The Oct. 22 hearing involved a motion for summary judgment giving credit unions the opportunity to effectively ask the judge to reverse her earlier ruling. Although most of the two hours of argument did not address credit union preemption, the attorney for the banks and credit unions underscored the importance of the case by noting that the industry was advancing an untested argument. Specifically, credit unions are arguing that as federal instrumentalities they have the same preemption protections as afforded to national banks.
The plaintiff’s filing concluded, “As the more developed—and undisputed—record shows, absent this relief, the IFPA would continue to indirectly (and improperly) restrict federally protected institutions in ways the Court has already determined the State cannot do directly.”
This argument has never been addressed in any other decision, and the judge’s analysis would be instructive for other courts examining preemption issues going forward. This argument is being made precisely as bank preemption more generally is getting much attention.
As a practical matter, expert witness, Anthony (Tony) Hayes concluded in his written statement, “If one financial institution associated with a transaction has injunctive relief from the IFPA, then, by extension, all entities involved in the processing of the same transaction also need relief from the requirements of the IFPA, at least for purposes of that transaction. Interchange flows from one side of a network (the acquiring side) to the other side of a network (the issuing side) on a dollar-for-dollar basis.”
The Dodd-Frank Act instructed the courts that determinations related to bank preemption should be made in accordance with the Court’s holding in Barnett Bank of Marion County N.A. v. Nelson. In last year’s term, the Supreme Court interpreted this provision as requiring courts to take a nuanced view of bank preemption issues based on the cases relied upon by the Court in Barnett Bank (Contero v. Bank of America).
This means that courts should not assume that certain laws are categorically preempted because they affect bank powers. For example, recently, the Court of Appeals for the First Circuit held that federally chartered banks were subject to state laws mandating that they pay borrowers a minimum amount of interest on mortgage escrow accounts (Conti v. Citizens Bank).

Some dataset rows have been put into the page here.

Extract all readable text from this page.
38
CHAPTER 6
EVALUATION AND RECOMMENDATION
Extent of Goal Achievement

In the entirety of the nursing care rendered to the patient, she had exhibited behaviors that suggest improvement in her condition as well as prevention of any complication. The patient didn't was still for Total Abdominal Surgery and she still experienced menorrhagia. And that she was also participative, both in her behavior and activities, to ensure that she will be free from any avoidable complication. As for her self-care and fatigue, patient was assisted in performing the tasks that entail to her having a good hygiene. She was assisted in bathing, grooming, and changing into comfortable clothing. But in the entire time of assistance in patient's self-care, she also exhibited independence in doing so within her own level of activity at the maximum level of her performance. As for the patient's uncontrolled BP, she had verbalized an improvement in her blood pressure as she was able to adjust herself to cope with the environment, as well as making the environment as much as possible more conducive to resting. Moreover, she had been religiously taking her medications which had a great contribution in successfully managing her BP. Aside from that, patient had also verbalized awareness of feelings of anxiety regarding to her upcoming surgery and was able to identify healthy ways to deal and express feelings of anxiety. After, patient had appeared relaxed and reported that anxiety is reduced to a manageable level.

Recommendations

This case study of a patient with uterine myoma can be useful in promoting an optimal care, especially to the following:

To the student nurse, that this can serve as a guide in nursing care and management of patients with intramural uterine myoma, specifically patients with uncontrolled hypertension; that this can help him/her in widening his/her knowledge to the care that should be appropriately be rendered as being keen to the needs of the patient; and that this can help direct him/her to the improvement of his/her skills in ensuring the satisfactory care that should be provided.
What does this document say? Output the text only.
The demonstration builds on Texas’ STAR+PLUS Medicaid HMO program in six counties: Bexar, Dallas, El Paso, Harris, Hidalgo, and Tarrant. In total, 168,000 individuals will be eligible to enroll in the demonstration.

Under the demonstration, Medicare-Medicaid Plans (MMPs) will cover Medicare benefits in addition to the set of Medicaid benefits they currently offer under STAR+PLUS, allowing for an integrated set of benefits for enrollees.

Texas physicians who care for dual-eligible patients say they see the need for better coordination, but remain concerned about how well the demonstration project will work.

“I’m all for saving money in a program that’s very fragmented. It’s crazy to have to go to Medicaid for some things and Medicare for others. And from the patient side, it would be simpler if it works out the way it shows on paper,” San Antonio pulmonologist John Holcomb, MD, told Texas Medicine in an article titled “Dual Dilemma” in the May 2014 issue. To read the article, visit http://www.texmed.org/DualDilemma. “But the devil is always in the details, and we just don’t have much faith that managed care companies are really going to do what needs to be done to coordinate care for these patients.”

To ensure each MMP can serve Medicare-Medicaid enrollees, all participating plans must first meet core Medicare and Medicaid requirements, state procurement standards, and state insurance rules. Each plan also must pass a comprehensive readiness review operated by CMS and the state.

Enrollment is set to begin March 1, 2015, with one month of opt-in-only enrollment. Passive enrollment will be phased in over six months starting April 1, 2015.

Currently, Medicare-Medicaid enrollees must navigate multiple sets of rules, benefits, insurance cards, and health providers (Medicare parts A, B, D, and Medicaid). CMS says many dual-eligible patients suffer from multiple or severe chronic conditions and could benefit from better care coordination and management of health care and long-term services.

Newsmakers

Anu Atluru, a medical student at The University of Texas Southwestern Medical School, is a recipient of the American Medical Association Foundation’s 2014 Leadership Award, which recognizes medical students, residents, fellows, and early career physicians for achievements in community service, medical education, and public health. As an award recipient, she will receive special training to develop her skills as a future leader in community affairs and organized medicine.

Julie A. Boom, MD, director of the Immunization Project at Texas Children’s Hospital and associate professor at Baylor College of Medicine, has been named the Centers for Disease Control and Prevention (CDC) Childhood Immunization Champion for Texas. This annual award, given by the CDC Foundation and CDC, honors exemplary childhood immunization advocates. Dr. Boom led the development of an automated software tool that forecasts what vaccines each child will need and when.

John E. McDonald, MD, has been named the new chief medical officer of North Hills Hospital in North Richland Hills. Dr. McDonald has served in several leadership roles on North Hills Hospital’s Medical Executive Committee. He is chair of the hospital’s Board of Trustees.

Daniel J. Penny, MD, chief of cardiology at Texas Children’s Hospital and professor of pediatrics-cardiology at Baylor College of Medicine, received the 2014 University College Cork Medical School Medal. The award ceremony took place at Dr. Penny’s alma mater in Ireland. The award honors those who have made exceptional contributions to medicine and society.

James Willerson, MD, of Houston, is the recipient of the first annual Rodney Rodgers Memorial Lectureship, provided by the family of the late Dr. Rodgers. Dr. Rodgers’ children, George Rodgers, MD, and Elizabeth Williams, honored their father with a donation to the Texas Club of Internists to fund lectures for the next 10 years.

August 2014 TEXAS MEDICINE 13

Ben Jackson, EVP, Illinois Bankers Association and Ashley Sharp, SVP, Illinois Credit Union League, wrote in a joint statement prior to the hearing, “Our legal arguments underscore the urgent need to protect all participants in Illinois’s payment ecosystem—including community banks and credit unions and the customers they serve—from the unintended consequences of the Illinois Fee Prohibition Act. We’re confident in the strength of our case and appreciate the court’s thoughtful consideration of both the facts and the law.”